L’ouvrage de Chillaud a donc le mérite de donner au lecteur francophone une présentation des problèmes géopolitiques pesant sur les États baltes et des stratégies qu’ils élaborèrent dans cet environnement. La partie concernant l’adaptation des sociétés baltes à un standard européen est intéressante pour les liens qu’établit l’auteur entre société, identité et politique étrangère. Le livre reste néanmoins superficiel sur certains aspects, et on le lira en parallèle par exemple avec la série de dictionnaires historiques sur ces États (Éditions Armeline) ou le toujours excellent The Baltic Nations and Europe de Patrick Salmon et John Hiden (Longman 1992).
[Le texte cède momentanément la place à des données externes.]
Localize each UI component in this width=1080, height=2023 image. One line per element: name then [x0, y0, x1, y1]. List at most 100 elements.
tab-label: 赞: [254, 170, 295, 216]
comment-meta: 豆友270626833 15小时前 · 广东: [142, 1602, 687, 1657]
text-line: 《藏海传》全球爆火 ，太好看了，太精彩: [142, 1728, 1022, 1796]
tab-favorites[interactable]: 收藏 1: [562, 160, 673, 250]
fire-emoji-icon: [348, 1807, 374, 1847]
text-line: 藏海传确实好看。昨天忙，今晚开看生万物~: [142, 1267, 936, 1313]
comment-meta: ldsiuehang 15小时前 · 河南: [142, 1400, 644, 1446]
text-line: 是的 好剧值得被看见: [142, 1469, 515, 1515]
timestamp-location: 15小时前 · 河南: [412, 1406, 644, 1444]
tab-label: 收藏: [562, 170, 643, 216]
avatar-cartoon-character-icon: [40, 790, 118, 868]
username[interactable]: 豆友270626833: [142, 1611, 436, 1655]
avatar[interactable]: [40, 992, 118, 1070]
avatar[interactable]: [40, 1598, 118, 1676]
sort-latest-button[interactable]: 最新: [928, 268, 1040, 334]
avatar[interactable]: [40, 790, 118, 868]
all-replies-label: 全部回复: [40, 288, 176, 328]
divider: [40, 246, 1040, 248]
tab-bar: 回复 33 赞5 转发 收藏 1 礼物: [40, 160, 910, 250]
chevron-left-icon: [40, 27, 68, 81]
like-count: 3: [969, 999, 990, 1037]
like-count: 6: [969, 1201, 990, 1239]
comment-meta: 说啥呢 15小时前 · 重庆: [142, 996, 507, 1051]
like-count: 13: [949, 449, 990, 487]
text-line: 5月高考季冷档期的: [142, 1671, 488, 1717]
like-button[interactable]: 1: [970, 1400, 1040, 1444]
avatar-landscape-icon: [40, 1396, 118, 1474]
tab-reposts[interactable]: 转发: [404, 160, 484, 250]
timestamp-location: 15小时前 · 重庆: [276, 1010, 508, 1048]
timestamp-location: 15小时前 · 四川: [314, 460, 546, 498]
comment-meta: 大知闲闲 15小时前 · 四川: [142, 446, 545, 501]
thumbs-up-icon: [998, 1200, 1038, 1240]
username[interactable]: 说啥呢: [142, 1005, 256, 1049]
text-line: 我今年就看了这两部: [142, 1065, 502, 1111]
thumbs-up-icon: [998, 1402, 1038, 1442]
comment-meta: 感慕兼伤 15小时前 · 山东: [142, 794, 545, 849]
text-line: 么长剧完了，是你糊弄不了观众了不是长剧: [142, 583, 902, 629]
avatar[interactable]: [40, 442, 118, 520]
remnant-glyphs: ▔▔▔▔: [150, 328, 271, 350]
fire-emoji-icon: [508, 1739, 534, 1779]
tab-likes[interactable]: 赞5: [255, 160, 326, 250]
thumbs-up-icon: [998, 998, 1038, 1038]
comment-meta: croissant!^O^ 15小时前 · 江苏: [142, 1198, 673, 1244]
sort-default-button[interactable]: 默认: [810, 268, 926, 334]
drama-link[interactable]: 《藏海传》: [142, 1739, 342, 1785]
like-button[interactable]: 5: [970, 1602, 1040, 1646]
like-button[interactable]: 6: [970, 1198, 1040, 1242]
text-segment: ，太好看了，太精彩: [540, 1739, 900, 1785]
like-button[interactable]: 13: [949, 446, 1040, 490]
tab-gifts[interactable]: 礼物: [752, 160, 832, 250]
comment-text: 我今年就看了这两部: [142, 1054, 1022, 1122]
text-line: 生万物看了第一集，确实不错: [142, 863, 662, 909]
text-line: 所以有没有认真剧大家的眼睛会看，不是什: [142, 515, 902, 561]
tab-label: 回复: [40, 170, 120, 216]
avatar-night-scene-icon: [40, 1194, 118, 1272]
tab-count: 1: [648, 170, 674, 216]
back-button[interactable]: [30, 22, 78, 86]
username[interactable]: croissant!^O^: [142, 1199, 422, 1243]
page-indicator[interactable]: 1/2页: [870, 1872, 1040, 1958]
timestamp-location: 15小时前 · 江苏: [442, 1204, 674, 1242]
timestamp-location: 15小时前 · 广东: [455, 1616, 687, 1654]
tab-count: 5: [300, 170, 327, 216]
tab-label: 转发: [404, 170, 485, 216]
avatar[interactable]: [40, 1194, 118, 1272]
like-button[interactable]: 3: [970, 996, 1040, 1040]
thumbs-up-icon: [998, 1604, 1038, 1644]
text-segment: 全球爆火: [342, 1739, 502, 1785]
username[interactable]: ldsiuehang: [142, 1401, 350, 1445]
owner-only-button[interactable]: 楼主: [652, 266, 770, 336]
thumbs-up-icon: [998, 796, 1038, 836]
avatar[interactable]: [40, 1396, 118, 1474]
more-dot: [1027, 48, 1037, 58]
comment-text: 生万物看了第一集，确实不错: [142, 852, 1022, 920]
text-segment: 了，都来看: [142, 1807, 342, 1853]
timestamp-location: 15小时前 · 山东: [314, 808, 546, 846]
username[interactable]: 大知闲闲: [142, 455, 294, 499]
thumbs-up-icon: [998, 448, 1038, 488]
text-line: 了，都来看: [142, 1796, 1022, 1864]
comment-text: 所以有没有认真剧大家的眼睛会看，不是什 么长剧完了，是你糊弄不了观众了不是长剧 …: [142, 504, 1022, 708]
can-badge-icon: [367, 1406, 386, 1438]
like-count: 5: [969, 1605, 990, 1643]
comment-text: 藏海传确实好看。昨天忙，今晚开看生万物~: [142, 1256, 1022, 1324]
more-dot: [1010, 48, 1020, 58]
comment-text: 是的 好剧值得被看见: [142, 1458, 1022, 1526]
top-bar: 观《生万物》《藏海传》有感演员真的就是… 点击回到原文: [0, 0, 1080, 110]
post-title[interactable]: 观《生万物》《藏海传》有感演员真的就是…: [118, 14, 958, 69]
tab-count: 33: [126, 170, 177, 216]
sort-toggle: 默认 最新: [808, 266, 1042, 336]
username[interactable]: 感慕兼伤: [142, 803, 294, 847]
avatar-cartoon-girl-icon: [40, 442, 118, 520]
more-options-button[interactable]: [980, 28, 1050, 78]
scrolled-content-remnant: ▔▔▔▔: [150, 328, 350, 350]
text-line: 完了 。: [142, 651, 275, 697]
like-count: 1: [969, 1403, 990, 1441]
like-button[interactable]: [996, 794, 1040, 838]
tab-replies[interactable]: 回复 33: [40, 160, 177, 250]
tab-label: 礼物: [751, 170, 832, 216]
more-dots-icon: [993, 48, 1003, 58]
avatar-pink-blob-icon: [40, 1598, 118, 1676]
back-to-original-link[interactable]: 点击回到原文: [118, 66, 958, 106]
Malgré sa perspective groupée sur les trois États baltes et les éléments qu’il présente sur la recherche par les Baltes de solidarités régionales, la réflexion sur la « construction régionale » présentée par Chillaud reste aussi moins stimulante que celle présentée par Nathalie Blanc-Noël. On lira toutefois le livre de Chillaud comme un éclaircissement utile sur les pays baltes dans les années 1990 et 2000. Une manière de se remettre en tête l’importance de cette région baltique et le test de la politique russe que constituent encore aujourd’hui les relations avec les trois États baltes alors que l’otan vient de publier en février 2010 ses plans concrets de défense dans la région.